Scott Pruitt, a friend of the oil industry who is sceptical about man-made climate change and was Trump's controversial choice to head the US Environmental Protection Agency, will represent Washington's interests at the two-day meeting.
Up against him will be the likes of Barbara Hendricks, the German environment minister who once tried to ban meat from her ministry's catering on the grounds it was bad for the planet.
And France is deploying prominent Green campaigner Nicolas Hulot, new President Emmanuel Macron's high-profile pick for the environment brief.
Italy's large environmentalist movement has also vowed to make its voice heard. A major demonstration against Trump's decision is planned for Sunday afternoon in Bologna, an ancient university city and bastion of progressive activism.
"We are expecting a good turnout. A lot of people are very upset about Trump's decision and it has started a new debate," Giacomo Cossu, one of the organisers of the demonstration, told AFP.
Trump announced at the start of this month that the US would not abide by the 2015 Paris agreement and would seek to renegotiate terms he denounced as unfairly damaging to the American economy and overly generous to India and China.
A spokesman for Hendricks said Germany would be looking for "something more concrete" from Pruitt in terms of what the US was going to do.
But many analysts say Trump's rhetoric may make little difference.

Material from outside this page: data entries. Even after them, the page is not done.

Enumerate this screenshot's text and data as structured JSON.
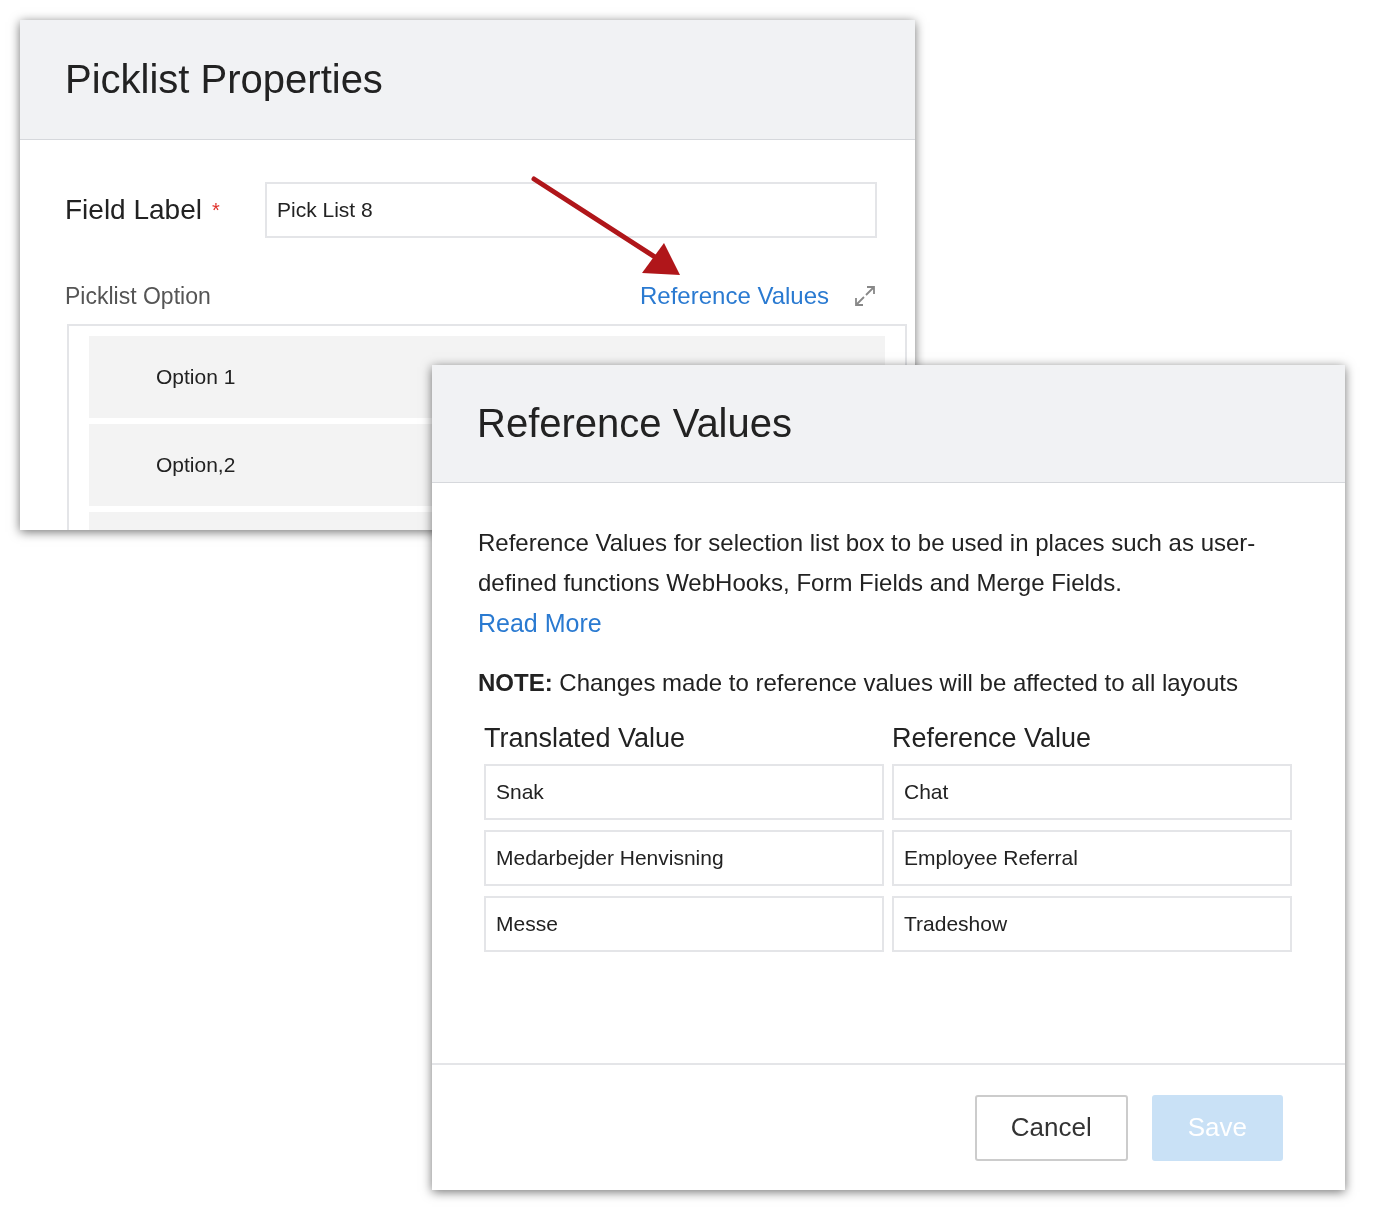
{
  "back_dialog": {
    "title": "Picklist Properties",
    "field_label": {
      "label": "Field Label",
      "required": true,
      "required_mark": "*",
      "value": "Pick List 8"
    },
    "options_label": "Picklist Option",
    "reference_link": "Reference Values",
    "options": [
      "Option 1",
      "Option,2"
    ]
  },
  "dialog": {
    "title": "Reference Values",
    "description": "Reference Values for selection list box to be used in places such as user-defined functions WebHooks, Form Fields and Merge Fields.",
    "read_more": "Read More",
    "note": "**NOTE:** Changes made to reference values will be affected to all layouts",
    "columns": [
      "Translated Value",
      "Reference Value"
    ],
    "rows": [
      [
        "Snak",
        "Chat"
      ],
      [
        "Medarbejder Henvisning",
        "Employee Referral"
      ],
      [
        "Messe",
        "Tradeshow"
      ]
    ],
    "buttons": [
      {
        "label": "Cancel",
        "kind": "secondary",
        "disabled": false
      },
      {
        "label": "Save",
        "kind": "primary",
        "disabled": true
      }
    ]
  }
}
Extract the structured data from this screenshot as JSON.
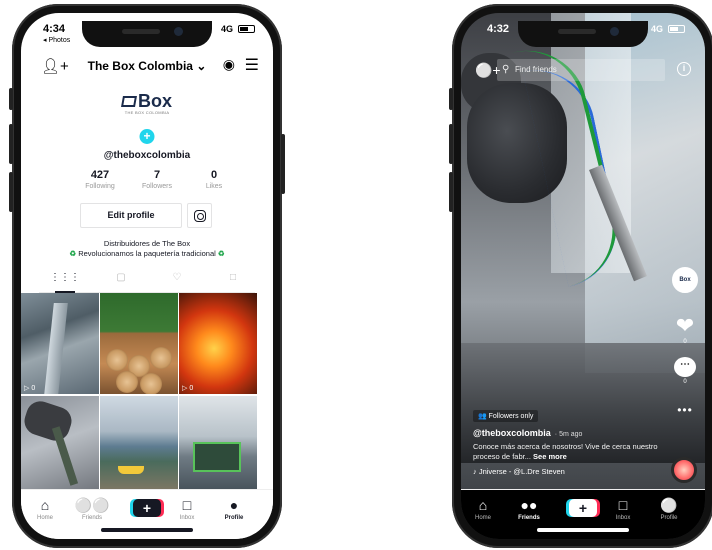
{
  "left_phone": {
    "status": {
      "time": "4:34",
      "back_label": "◂ Photos",
      "network": "4G"
    },
    "header": {
      "username": "The Box Colombia",
      "dropdown_glyph": "⌄"
    },
    "logo": {
      "word": "Box",
      "tagline": "THE BOX COLOMBIA"
    },
    "handle": "@theboxcolombia",
    "stats": [
      {
        "value": "427",
        "label": "Following"
      },
      {
        "value": "7",
        "label": "Followers"
      },
      {
        "value": "0",
        "label": "Likes"
      }
    ],
    "edit_profile_label": "Edit profile",
    "bio": {
      "line1": "Distribuidores de The Box",
      "line2": "Revolucionamos la paquetería tradicional",
      "emoji": "♻"
    },
    "tabs": [
      "videos-grid-icon",
      "lock-icon",
      "heart-icon",
      "tagged-icon"
    ],
    "videos": [
      {
        "views": "▷ 0"
      },
      {
        "views": ""
      },
      {
        "views": "▷ 0"
      },
      {
        "views": ""
      },
      {
        "views": ""
      },
      {
        "views": ""
      }
    ],
    "tabbar": [
      {
        "label": "Home"
      },
      {
        "label": "Friends"
      },
      {
        "label": "+"
      },
      {
        "label": "Inbox"
      },
      {
        "label": "Profile"
      }
    ]
  },
  "right_phone": {
    "status": {
      "time": "4:32",
      "network": "4G"
    },
    "search_placeholder": "Find friends",
    "rail": {
      "avatar_text": "Box",
      "likes": "0",
      "comments": "0"
    },
    "caption": {
      "badge": "👥 Followers only",
      "account": "@theboxcolombia",
      "ago": "· 5m ago",
      "desc": "Conoce más acerca de nosotros! Vive de cerca nuestro proceso de fabr...",
      "see_more": "See more",
      "sound": "♪  Jniverse - @L.Dre   Steven"
    },
    "tabbar": [
      {
        "label": "Home"
      },
      {
        "label": "Friends"
      },
      {
        "label": "+"
      },
      {
        "label": "Inbox"
      },
      {
        "label": "Profile"
      }
    ]
  },
  "colors": {
    "tiktok_cyan": "#20d5ec",
    "tiktok_red": "#fe2c55",
    "text_dark": "#161823",
    "recycle_green": "#1ea54a"
  }
}
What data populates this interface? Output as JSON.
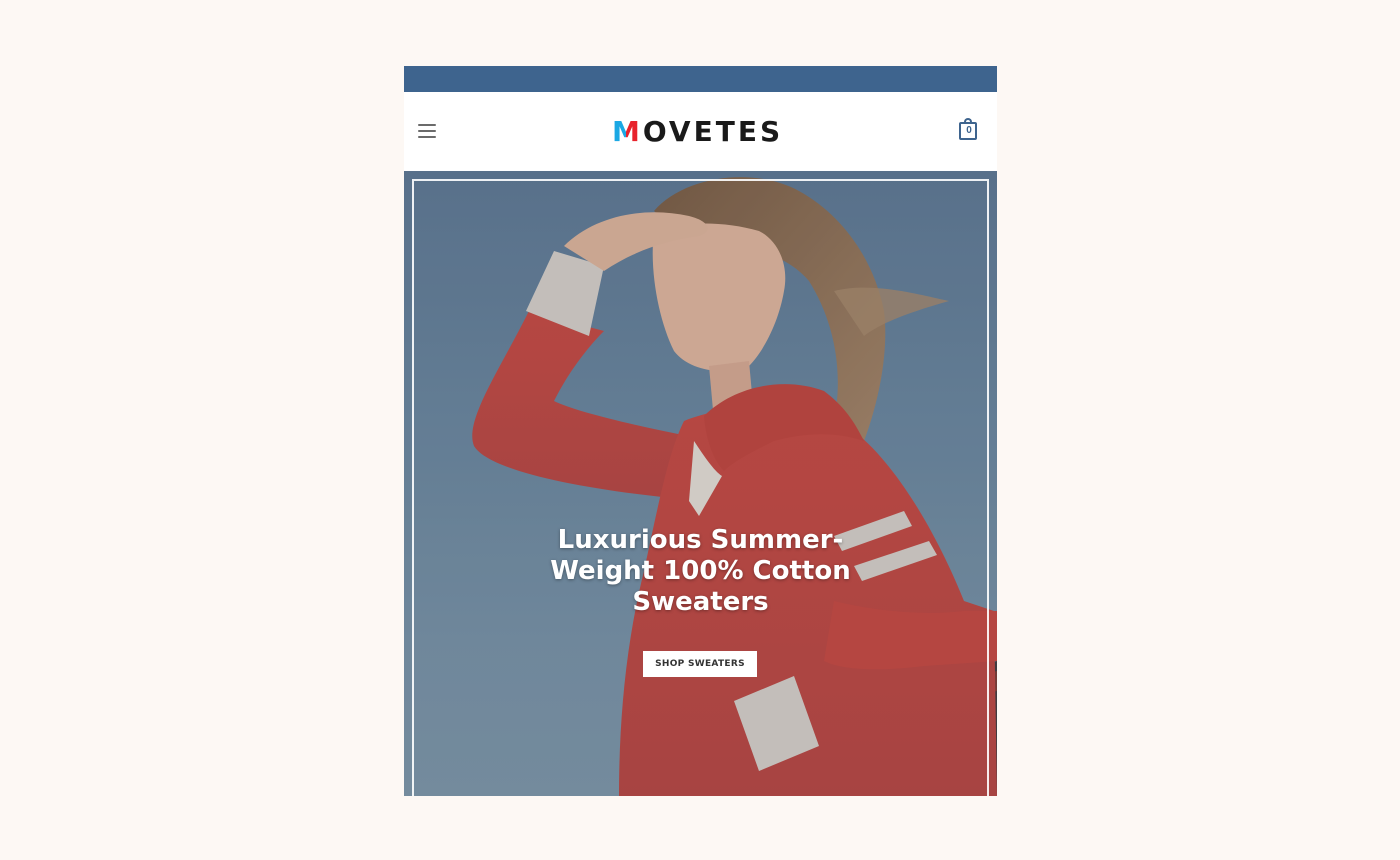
{
  "colors": {
    "page_background": "#fdf8f4",
    "top_bar": "#3e648e",
    "accent": "#3e648e",
    "logo_blue": "#1ba8e4",
    "logo_red": "#e8222c",
    "sweater_red": "#d2473d"
  },
  "header": {
    "menu_icon": "hamburger-menu-icon",
    "logo": {
      "first_letter": "M",
      "rest": "OVETES"
    },
    "cart": {
      "icon": "shopping-bag-icon",
      "count": "0"
    }
  },
  "hero": {
    "headline_line1": "Luxurious Summer-",
    "headline_line2": "Weight 100% Cotton",
    "headline_line3": "Sweaters",
    "cta_label": "SHOP SWEATERS"
  }
}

Important players in US industry and individual cities and states are already implementing changes aimed at meeting the targets laid down in Paris, where most of the world's countries agreed to try and cap global temperature rises at 2C above preindustrial levels.
Germany and California, the US's wealthiest state, agreed yesterday to work together to keep the Paris accords on track.
"The world is already turning carbon-free and I think there will be no change to this broad trend," Japan's Environment Minister Koichi Yamamoto said after Trump's announcement of his decision on Paris.
"So far there's only been an announcement that the US is withdrawing, it has not yet materialised. So we're going to keep trying to persuade them."
Scientists warn that failing to contain climate change will have devastating consequences as sea levels rise and extreme storms, droughts and heatwaves become more common, endangering crops and fragile environments with knock-on effects in the form of new conflicts and mass fluxes of people escaping affected areas.